あーまたやってるなー。頑張ってるなー。ばかだなーって。え? まさかこれってそういうこと? 自分には全然関係ないって思ってたんですけど。
「いくみ!!!」
「はいぃぃい!」
急に大きな声を出すな。しかも呼び捨てとか。
驚きすぎてペットボトルが手から離れる。
「ぎゃーーー!」
「なになに」
「落ちた!」
「なんだ、そんなこと」
「そんなことじゃない! こうなっちゃったら開けるの大変なんだから!」
「えー? じゃあもっと振ってみる?」
「ばかー! やめろー!」
小林はペットボトルを拾いジャカジャカと上下に振る。何を考えてるんだ。
「大丈夫だって! ほら」
ブシュッと嫌な音がして泡が飛び出し、小林の手に勢いよく垂れる。
「やっべ」
ちょっと待って小林と言おうとしたが、時すでに遅し。慌てた小林は手を離しペットボトルを落下させる。もう一度掴もうとしたのがさらに事態を悪化させ、掴み損なったペットボトルは、彼の顔に炭酸をお見舞した。
「っざけんなー!!」
「あっはっはっはっ! ミラクルじゃん」
「俺はちょっとかっこつけようと」
「だからあんたズレてんのよ」
「また〜? もーやだよー」
「はいはい」
ハンカチで小林の顔を拭きながら、自然に笑みがこぼれる。
彼はがっくりきているようだ。
でもさ、どうしたってカッコつかないこの感じ?
こういうのがかわいいとか思っちゃう人も世の中にはいるわけよ。
「だめだ、目に沁みていてー」
「水道で洗ってきなよ」
「そうする」
「はーい」
「あ、えと、その」
「なに?」
「今度会ったら覚えとけよー!」
ぴゅーと効果音が鳴りそうな情けない走り去り方に小林の美学を感じる。
いや、やっぱあいつズレてるな。そこは「覚悟しとけよ」とかでこうキュンとさせるもんじゃないのか?と思ったけど、そんなこと言われたら心臓もたないや。

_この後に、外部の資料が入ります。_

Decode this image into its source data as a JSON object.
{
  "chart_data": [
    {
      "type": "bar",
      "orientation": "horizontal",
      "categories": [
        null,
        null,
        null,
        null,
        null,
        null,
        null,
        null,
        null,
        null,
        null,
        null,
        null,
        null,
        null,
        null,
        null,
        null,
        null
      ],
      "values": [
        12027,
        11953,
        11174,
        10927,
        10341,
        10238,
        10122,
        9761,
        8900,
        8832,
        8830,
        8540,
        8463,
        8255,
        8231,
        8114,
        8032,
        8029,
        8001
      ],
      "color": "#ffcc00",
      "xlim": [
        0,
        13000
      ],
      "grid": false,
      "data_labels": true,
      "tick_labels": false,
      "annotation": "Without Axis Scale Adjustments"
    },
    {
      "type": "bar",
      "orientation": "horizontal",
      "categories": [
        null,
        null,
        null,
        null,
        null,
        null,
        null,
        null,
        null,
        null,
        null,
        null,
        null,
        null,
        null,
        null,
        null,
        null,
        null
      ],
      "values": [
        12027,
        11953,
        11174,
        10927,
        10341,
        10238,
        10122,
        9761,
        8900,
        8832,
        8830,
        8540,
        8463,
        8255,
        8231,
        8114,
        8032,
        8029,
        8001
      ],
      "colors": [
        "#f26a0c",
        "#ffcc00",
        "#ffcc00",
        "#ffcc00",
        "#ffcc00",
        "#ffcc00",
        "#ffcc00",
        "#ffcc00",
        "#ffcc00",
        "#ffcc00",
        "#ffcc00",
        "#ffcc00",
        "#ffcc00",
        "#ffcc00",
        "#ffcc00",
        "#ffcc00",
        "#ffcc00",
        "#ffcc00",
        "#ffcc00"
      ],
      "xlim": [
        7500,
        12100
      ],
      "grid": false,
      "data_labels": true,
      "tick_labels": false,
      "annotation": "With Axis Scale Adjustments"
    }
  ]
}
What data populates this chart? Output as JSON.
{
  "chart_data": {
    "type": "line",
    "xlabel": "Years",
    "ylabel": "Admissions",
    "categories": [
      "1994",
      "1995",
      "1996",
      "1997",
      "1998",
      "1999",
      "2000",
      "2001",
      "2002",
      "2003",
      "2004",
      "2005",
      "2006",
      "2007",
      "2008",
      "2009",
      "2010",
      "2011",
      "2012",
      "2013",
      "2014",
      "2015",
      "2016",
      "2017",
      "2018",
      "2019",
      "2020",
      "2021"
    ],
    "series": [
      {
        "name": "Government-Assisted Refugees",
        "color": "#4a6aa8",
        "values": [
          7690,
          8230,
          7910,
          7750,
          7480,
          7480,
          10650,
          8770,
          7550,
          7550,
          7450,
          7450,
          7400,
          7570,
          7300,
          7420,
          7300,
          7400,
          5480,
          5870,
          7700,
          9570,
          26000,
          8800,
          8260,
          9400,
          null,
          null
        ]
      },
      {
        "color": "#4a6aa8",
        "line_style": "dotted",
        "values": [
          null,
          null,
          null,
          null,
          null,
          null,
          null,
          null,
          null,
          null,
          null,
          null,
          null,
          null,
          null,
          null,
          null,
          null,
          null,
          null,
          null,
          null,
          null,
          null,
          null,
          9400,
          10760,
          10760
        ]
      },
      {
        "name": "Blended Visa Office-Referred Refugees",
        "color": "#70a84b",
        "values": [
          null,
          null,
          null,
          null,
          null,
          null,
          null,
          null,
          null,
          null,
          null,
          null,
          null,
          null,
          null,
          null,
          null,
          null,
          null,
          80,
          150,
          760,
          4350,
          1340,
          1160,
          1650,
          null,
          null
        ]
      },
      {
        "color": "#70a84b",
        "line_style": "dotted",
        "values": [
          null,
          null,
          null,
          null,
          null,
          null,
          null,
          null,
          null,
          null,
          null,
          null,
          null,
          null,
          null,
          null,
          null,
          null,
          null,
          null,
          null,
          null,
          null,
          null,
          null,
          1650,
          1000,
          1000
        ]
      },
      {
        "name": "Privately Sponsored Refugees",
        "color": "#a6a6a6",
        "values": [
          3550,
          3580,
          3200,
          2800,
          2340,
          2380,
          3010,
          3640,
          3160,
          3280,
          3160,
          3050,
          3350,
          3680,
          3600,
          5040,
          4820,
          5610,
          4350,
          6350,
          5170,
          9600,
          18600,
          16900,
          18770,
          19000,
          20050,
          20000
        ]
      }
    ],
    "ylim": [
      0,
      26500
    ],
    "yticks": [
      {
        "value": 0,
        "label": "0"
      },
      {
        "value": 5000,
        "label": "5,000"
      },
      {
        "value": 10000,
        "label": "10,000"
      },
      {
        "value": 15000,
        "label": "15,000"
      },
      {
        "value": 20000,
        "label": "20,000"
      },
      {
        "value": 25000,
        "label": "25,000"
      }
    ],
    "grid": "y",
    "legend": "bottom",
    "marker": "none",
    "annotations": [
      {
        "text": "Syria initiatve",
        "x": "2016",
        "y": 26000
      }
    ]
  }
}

そういうドキドキは物語のヒーローヒロインに任せて、私はのんびりと自由気ままにやらせてもらおう。
自分がキュンキュンするよりも誰かが幸せになってるのを見てる方がよっぽど楽しい。
モブの特権だよな〜。そう思いながら少しだけ残った炭酸を飲み干す。小林は無事だろうか。水道で泣いてるサッカー部のマネージャーとかにちょっかいかけて部長に一喝されたりしてないだろうか。
モブはモブだが、自分とは違いパチパチと弾ける刺激的な日常を送る小林に、微力ながらも遠くからエールを送った。